Lettre écrite par George Sand à Jules Boucoiran le 04/06/1834 à Venise

A M. JULES BOUCOIRAN. PARIS.
Venise, 4 juin 1834.

Mon cher enfant,

Je suis rassurée sur le compte de Maurice. Je viens de recevoir une lettre de lui et une de Papet ; mais je commence à être sérieusement inquiète de vous, ou très affligée de votre oubli. Buloz me mande qu’il vous a remis, le 15 mai, cinq cents francs pour moi. Je vous avais écrit de me faire parvenir mon argent bien vite, parce que je n’avais plus rien. Nous sommes au 2 juin, et je n’ai rien reçu.

Je suis aux derniers expédients pour vivre, car j’ai horreur des dettes. Maurice m’écrit qu’il vous a envoyé une lettre pour moi il y a plusieurs jours. Rien ! Qu’est-ce que cela veut dire ? Votre lettre s’est-elle perdue à la poste comme beaucoup d’autres ? Au moins si Papadopoli avait reçu la lettre d’avis du banquier de Paris ! mais il n’a rien reçu ; l’argent n’est donc pas parti. Êtes-vous tombé subitement assez malade pour être hors d’état de faire cette commission ?

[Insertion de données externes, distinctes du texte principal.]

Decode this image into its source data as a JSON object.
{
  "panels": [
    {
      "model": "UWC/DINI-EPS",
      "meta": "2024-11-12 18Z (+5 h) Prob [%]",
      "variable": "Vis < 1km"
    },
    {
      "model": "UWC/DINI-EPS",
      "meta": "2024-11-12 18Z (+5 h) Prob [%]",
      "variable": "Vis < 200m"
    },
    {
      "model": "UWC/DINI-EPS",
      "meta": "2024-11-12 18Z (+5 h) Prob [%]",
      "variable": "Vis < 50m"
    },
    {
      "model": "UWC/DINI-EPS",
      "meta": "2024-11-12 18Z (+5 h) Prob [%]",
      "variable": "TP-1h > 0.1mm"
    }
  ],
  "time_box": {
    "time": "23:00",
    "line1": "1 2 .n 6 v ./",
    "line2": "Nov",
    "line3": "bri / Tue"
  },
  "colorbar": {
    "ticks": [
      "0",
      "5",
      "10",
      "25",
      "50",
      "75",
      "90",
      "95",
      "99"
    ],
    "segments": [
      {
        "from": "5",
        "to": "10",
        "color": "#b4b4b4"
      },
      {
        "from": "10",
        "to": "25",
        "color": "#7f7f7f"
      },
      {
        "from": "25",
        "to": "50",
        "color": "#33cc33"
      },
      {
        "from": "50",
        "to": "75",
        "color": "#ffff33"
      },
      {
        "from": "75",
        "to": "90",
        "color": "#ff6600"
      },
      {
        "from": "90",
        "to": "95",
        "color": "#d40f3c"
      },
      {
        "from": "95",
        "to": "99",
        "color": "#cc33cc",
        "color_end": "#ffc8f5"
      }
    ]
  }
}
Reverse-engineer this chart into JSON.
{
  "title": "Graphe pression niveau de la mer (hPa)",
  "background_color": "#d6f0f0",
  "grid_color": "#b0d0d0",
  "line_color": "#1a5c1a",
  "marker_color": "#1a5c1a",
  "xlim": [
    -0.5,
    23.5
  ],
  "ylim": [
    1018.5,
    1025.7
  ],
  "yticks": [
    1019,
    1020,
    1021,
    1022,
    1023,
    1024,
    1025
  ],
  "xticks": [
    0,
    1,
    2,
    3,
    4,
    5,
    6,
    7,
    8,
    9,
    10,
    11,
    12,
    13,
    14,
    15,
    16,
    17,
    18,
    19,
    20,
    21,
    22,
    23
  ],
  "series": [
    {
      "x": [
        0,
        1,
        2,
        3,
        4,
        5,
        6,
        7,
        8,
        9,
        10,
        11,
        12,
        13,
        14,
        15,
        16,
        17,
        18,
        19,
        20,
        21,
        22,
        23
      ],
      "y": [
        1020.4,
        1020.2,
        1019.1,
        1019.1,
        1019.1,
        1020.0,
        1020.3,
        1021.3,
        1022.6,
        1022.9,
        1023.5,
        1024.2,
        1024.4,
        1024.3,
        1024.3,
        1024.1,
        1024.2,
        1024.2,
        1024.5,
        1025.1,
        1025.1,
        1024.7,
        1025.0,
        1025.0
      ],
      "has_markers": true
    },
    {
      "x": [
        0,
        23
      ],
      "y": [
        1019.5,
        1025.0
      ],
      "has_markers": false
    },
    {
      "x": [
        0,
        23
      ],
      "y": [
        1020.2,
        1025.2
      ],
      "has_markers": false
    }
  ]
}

Depuis deux mois, vous m’avez montré une indifférence excessive, et, malgré toutes mes lettres où je vous suppliais de me donner des nouvelles de mon fils, vous m’avez laissée dans la plus mortelle inquiétude. Je pense que vous êtes devenu amoureux et je vous connais à cet égard : quand vous êtes dans votre état ordinaire, vous êtes le plus exact des hommes ; quand vous vous éprenez de quelqu’une, vous oubliez tout et vous partez pour le monde insaisissable. Cela est momentané, j’espère. L’amour passe, et l’amitié se retrouve toujours, après avoir dormi plus ou moins longtemps. A Nohant, vous aviez cette fièvre d’oubli, et j’ai été bien souvent effrayée de votre silence et désespérée de n’entendre pas parler de mon fils, pendant des mois entiers.

Mais tout cela n’explique pas que vous me laissiez dans une misère absolue en pays étranger. Je vis, depuis deux mois, des cinq cents francs que vous m’aviez envoyés. Courez donc, je vous en supplie, chez le banquier, et faites-moi expédier l’argent que vous avez, pour moi, entre les mains.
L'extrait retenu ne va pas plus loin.